Há quem exprima a opinião de que a prisão  do Cónego foi um “acto impolítico”, porquanto só se deveria ter neutralizado a sua acção, uma vez que, dada a ordem dos acontecimentos, o Cónego MANUEL DAS NEVES seria um dos meios de contacto com a U.P.A. a fim de “se poder chegar a um acordo”.

Contudo Manuel das Neves, deportado para Lisboa e que acabaria por falecer em Portugal, teria, segundo Silveira Lopes, sido apologista de que o levantamento que veio a ter lugar em 15 de Março de 1961 fosse uma forma inequívoca de exigência da independência. Terá pressentido os contornos que veio a assumir? A pergunta é aqui paralela à que se pode formular em relação à espectacular acção do Hamas em 7 de Outubro de 2023.
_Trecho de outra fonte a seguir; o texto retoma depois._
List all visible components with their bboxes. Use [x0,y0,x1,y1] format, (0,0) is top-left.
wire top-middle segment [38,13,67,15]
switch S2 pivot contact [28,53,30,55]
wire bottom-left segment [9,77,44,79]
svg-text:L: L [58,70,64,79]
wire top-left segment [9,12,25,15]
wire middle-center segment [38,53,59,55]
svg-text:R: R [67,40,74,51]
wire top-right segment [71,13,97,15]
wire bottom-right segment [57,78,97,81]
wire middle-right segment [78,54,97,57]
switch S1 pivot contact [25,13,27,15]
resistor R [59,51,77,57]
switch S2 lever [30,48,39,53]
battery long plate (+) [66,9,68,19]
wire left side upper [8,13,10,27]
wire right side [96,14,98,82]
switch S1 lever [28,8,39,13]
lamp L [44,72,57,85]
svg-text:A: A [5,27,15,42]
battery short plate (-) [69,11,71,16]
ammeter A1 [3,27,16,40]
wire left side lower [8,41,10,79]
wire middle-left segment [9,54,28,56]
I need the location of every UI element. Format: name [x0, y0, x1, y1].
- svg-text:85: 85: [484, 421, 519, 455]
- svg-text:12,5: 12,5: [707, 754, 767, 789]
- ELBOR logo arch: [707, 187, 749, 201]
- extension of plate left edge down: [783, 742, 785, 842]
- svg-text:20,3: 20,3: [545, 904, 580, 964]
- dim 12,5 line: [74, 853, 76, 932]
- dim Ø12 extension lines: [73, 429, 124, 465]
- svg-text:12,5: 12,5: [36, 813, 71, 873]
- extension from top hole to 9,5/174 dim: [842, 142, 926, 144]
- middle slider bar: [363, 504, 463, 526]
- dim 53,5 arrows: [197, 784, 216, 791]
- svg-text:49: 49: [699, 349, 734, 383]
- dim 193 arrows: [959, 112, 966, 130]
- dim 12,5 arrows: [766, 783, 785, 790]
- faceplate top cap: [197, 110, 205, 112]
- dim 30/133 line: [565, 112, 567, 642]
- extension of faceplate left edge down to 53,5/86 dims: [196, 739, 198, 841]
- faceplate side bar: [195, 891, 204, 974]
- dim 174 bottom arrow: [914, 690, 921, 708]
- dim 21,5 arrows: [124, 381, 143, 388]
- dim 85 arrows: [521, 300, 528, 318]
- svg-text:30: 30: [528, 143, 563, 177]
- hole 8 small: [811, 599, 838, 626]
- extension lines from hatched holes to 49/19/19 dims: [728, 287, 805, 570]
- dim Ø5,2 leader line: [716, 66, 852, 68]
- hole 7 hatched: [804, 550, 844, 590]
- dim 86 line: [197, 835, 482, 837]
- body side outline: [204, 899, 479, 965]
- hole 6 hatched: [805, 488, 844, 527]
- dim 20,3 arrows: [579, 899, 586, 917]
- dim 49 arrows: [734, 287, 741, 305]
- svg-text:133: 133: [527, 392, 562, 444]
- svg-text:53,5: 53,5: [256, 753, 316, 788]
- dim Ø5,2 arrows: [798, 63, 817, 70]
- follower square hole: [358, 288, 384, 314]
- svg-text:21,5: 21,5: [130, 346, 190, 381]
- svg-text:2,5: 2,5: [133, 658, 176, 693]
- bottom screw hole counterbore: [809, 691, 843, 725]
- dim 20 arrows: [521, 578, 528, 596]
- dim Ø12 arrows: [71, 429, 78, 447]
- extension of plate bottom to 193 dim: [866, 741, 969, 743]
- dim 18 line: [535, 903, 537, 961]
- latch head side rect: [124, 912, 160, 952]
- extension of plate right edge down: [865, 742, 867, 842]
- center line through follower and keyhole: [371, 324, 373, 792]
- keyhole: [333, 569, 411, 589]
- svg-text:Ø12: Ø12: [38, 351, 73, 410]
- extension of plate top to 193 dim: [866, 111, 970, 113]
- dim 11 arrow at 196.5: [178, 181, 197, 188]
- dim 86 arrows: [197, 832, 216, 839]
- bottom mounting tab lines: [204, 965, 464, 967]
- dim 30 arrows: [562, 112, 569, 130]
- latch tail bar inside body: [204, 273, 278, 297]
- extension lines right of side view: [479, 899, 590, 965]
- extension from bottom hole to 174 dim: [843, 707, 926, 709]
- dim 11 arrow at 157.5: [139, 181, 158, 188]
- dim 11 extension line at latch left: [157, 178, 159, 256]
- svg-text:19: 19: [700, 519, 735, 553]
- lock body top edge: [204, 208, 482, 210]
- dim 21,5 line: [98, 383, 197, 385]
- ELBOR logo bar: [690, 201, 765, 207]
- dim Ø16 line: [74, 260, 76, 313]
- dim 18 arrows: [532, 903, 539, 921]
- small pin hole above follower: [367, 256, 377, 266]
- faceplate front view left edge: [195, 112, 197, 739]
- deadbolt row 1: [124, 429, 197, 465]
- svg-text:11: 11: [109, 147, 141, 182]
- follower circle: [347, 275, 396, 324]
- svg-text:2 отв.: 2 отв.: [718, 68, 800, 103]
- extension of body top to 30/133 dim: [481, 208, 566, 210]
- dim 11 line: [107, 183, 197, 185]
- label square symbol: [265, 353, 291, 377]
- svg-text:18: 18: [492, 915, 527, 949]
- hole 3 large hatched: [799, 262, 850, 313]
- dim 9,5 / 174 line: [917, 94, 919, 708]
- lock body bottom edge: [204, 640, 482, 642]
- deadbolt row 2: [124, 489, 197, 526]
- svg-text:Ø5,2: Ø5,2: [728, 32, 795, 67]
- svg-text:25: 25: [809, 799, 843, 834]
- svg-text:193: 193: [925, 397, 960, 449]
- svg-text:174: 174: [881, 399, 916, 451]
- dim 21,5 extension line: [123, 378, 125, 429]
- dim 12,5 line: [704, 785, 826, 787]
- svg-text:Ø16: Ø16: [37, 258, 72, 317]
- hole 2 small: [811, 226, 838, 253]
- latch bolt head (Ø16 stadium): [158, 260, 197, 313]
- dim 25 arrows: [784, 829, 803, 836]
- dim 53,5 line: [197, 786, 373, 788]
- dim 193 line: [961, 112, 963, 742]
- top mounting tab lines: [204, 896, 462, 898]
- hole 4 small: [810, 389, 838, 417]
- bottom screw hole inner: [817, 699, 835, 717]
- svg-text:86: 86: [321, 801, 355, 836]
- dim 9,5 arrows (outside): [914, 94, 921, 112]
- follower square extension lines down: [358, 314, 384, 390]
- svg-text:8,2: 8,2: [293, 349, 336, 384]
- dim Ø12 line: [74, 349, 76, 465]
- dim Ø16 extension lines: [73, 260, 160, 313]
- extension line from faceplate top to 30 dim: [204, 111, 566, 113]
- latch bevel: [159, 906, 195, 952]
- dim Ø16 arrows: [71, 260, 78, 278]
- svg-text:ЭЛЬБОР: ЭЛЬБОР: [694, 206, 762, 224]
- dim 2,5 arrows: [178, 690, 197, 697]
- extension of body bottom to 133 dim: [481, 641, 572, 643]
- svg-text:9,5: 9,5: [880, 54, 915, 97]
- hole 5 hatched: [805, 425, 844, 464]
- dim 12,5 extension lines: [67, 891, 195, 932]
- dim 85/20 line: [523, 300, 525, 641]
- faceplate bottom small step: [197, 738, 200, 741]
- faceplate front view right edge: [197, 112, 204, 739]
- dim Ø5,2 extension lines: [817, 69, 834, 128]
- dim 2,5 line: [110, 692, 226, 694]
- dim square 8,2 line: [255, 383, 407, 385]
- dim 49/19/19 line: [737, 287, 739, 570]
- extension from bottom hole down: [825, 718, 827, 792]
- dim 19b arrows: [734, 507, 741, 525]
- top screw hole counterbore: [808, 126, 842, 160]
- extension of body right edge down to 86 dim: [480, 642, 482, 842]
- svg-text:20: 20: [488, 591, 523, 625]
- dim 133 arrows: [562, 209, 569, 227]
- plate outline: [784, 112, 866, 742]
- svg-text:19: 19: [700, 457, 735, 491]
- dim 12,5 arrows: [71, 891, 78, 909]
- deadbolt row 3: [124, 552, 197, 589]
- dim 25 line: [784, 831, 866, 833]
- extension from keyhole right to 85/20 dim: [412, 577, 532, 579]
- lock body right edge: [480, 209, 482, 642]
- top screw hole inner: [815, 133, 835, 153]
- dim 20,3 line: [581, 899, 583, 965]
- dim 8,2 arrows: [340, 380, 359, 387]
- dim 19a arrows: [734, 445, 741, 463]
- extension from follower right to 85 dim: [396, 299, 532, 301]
Que isto não é um terreno em que direita e esquerda se devessem confundir mostra a disposição de Spínola, voluntário em Angola quando os acontecimentos rebentaram, para quando Presidente da República em 1974, se relacionar prioritariamente com a FNLA e o envolvimento de um conjunto de mercenários portugueses da sua área política para acompanhar a marcha sobre Luanda das tropas zairenses e da FNLA quando a independência foi finalmente declarada em 1975.

Alerta a Mariana Mortágua: o Hamas não é de esquerda.

 

Notas

(i) O que Franco Nogueira critica no seu Salazar Vol IV, pag. 73, por serem “simples republicas federadas da União” e não “Estados independentes e soberanos.”

(ii) Sobre este autor ler o meu artigo “De Attaturk a Erdogan”, publicado em 14 de Junho de 2023.

(iii) Designadamente a Arábia Saudita, que, anote-se, havia anunciado também a designação de representantes permanentes junto da Autoridade Palestiniana.

(iv) De natureza não completamente elucidada nos relatos. Oito anos depois alguém me referiu que durante o funeral estavam “uns pretos sentados no muro do cemitério, a rir”.

(v) E houve casos de tomada de reféns, pelo menos durante o percurso  em que os atacantes retiravam para o actual Zaire.